Названием «демагоги» были заклеймлены члены студенческих корпораций (буршеншафтов), участники гимнастического движения, патриоты и демократы. К «демагогам» причисляли всех, кто тем или иным образом выражал свое недовольство политикой реставрации старых порядков, которую после Венского конгресса проводили Германский союз и монархи, заключившие друг с другом Священный союз.

Представители политического национализма, только что зародившегося в результате Освободительных войн, испытали чувство разочарования и возмущения. Венский конгресс закрепил германский партикуляризм: на немецкой земле все еще существовало 38 мелких и средних государств. Когда под отдельными правителями зашатались троны, они пообещали своим подданным конституцию. Теперь никто не собирался выполнять эти обещания. Повсюду восстанавливались порядки, существовавшие до Французской революции и Наполеона. В Гессене даже восстановили ношение солдатской косички.

Недовольство и возмущение по поводу возврата старых порядков особенно широко были распространены среди представителей образованного сословия — студентов, профессоров, литераторов, врачей. Цель сторонников политического объединения нации опять отдалилась. Поэтому патриотически настроенные граждане принялись усердно культивировать «немецкие нравы и искусство». Праздновали день рождения Дюрера, ходили в национальных немецких костюмах, отращивали длинные волосы, чтобы походить на древнегерманских героев, отрабатывали особые громовые интонации голоса, создавали общества для очищения немецкого языка от «чужеземной мишуры». Родоначальник гимнастического движения Ян отдавал все свои силы возрождению немецких богатырей — здоровых, благочестивых, жизнерадостных, свободных.

В 1817 году, в 300-летний юбилей реформационного выступления Лютера, представилась возможность показать себя. Разве Лютер не восстал против «папистов»? Разве не он подарил немецкому народу литературный немецкий язык?

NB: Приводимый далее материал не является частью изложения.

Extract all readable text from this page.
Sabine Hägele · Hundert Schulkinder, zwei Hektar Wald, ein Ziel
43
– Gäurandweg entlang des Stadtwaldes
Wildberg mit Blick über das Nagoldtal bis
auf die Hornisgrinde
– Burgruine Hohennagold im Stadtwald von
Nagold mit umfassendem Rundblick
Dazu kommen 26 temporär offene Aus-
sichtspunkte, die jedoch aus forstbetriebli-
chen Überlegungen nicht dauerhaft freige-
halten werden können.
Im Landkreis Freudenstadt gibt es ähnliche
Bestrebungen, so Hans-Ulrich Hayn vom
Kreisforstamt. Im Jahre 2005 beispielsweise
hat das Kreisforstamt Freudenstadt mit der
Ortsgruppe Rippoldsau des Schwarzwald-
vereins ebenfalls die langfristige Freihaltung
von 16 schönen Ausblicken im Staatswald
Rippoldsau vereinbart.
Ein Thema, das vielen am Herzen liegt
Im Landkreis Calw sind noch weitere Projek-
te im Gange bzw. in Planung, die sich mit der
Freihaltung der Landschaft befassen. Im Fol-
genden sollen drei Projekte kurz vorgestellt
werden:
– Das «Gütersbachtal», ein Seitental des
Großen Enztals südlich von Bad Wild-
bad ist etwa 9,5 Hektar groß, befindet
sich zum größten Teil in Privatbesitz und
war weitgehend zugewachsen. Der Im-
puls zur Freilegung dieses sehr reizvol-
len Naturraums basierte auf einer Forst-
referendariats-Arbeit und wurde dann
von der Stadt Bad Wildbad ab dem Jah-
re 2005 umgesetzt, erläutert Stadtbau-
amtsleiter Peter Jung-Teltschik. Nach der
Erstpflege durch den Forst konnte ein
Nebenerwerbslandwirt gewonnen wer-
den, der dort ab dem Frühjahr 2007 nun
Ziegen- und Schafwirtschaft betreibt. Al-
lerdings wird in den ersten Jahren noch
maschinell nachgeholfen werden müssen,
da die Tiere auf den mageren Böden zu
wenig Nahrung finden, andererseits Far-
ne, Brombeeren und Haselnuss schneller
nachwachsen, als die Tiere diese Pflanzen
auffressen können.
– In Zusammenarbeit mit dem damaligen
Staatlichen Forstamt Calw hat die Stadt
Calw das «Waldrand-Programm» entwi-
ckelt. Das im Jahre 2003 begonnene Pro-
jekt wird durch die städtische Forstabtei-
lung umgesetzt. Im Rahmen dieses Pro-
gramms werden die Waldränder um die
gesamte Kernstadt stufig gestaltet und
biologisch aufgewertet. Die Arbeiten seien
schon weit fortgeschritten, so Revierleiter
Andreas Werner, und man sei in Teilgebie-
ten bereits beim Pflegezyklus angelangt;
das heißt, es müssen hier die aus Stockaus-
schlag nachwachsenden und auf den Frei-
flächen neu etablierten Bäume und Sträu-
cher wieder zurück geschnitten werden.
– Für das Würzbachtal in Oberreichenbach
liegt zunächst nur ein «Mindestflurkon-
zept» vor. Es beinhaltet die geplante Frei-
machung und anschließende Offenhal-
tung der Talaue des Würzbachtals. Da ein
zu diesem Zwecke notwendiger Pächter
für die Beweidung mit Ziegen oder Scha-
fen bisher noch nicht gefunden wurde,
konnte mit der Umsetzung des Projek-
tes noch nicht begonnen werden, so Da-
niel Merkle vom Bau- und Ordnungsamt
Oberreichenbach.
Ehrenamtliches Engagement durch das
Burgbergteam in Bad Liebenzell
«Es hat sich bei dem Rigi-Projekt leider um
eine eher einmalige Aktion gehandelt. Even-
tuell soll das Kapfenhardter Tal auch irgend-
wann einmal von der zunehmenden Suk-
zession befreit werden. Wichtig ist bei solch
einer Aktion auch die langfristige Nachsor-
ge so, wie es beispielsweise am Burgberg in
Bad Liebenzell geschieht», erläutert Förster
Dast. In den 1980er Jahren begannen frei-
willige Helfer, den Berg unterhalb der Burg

Чтобы почтить его память, представители недавно возникших буршеншафтов собрались у стен Вартбурга и там, охваченные единым порывом воодушевления, поклялись содействовать приближению великого часа освобождения немецкого народа. Вечером 18 октября 1817 года они совершили акт сожжения ненавистных книг — событие, которое одни рассматривали как символ благородных устремлений, а другие — как тревожное предвестие грядущей опасности. В действительности же были сожжены несколько связок макулатуры, в частности, «Восстановление государственных наук» Халлера, «Немецкая история» Коцебу, «Кодекс Наполеона», «Жандармский кодекс» начальника прусской полиции фон Кампца, сочинения Козегартена, Иммермана и Захарии Вернера; под конец в костер полетели корсет прусского улана, гессенская солдатская косичка и палка австрийского капрала.

Вокруг этого Вартбургского праздника и совершенного на нем аутодафе разгорелась ожесточенная полемика: буршеншафты, гимнастическое движение, патриотизм, германофильство вдруг оказались в центре внимания — в том числе и официальных властей.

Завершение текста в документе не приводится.